GAME PLAN The Strategy of Chest Pain Units in the War Against Heart Disease
- Recreate the CCU learning curve and expand it to include the emergency department (chest pain center) and the community through awareness programs (specifically the EHAC program).
- Prepare the emergency department with a comprehensive and systematic triage system for patients presenting with chest pain, and develop critical pathways to execute quality care that is cost effective and appropriate.
- Develop chest pain providers as champions to the cause using the CQI process.
- Integrate the chest pain center in the emergency department with the coronary care system, and unite the emergency physicians, cardiologists, and critical care nurses in early heart attack care....and thus shift the paradigm of heart attack care away from its being an emergency.

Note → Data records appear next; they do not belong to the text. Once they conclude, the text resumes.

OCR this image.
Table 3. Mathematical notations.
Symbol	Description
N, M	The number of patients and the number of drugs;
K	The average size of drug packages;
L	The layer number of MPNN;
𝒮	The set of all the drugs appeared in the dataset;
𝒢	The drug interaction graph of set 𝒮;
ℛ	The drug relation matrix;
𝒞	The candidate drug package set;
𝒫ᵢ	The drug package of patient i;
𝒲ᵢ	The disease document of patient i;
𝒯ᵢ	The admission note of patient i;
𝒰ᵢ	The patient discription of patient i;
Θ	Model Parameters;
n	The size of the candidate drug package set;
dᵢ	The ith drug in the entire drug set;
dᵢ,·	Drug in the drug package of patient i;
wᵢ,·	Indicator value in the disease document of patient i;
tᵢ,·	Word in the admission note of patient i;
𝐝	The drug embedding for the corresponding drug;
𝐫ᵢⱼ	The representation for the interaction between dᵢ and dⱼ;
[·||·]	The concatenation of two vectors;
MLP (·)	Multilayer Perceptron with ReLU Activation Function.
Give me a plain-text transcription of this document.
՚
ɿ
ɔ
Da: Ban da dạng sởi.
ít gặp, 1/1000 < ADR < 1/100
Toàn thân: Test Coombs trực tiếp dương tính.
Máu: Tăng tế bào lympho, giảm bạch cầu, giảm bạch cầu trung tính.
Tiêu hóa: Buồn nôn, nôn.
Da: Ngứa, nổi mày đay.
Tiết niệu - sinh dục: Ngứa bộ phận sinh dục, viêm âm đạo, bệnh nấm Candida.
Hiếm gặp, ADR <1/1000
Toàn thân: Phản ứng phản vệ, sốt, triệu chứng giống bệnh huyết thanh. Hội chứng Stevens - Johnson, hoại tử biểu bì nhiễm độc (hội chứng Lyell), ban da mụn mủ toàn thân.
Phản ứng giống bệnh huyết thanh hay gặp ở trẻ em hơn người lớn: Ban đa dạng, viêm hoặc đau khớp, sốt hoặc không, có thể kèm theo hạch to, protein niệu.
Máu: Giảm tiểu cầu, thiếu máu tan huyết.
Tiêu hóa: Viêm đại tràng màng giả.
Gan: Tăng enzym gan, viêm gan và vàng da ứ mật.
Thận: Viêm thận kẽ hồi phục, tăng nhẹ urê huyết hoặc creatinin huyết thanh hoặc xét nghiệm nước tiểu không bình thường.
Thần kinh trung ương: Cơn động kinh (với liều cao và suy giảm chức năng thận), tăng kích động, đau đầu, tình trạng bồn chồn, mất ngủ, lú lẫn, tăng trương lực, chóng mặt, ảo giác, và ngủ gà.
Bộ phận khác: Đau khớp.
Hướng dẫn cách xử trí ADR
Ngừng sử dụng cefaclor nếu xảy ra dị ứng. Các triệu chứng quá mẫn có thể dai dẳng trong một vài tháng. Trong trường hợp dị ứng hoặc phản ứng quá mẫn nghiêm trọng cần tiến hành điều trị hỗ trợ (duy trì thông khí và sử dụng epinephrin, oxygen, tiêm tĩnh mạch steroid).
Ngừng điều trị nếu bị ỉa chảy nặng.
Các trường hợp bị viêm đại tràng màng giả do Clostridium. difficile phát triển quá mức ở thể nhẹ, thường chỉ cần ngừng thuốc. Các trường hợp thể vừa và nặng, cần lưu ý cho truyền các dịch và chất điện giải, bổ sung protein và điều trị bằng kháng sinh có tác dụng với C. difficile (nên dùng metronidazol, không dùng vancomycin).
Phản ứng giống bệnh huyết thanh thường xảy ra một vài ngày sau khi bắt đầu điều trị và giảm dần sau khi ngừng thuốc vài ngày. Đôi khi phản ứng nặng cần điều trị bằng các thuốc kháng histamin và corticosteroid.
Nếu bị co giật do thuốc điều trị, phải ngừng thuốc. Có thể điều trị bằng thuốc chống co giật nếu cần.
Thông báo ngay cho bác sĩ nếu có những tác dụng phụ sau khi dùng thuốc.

- Promote in the community an awareness of early symptom recognition of a heart attack to include hospital outreach rehab programs, community educators, instructors in the workplace, CPR instructors, EMS personnel, etc.
- Understand better the implications and improved benefits available through prodromal symptom recognition of a heart attack from information obtained through focus interviews with patients, cardiologists, and the public.
- Unite the efforts of both the hospital's chest pain center with community awareness programs that will serve as the penetrating vehicle for community action (the community sarcomere).
- Perfect the low probability ischemic disease work up so as to provide the machinery in the emergency department to sort out such patients and thus open the door to an increased number of patients in the community with suspected early ischemic heart disease.
- Promote the science based evidence for optimal treatment of patients with ischemic heart disease utilizing the American Heart Association, ACC Guidelines and AHCPR.
- Utilize hospital television educational television channels to broadcast short videos with the simple EHAC message to patients, families, and visitors on how to make use of this early recognition knowledge.......smoke before the fire.......pro-active rather than reactive.
- Finally, promote and appreciate acute prevention as the earliest form of secondary prevention in that pre-hospital care becomes more important than post-hospital care.
Who then is the preferred heart patient?
We have no problems treating patients with cardiac arrest, pulmonary edema, cardiogenic shock, and even patients crashing with myocardial infarction. But our preferred "customer" is the patient..........
Seen early, when we can prevent death ---------> CPR not needed
Seen early, when we can prevent damage ---------> Heart damage prevented
Seen early, when we can open the vessel ---------> Ischemia prevented
Seen early, where we can use the chest pain center experience as a teaching opportunity to change behavior and improve the patient's lifestyle through primary risk factor prevention . Relate acute presentation to primary risk factor prevention.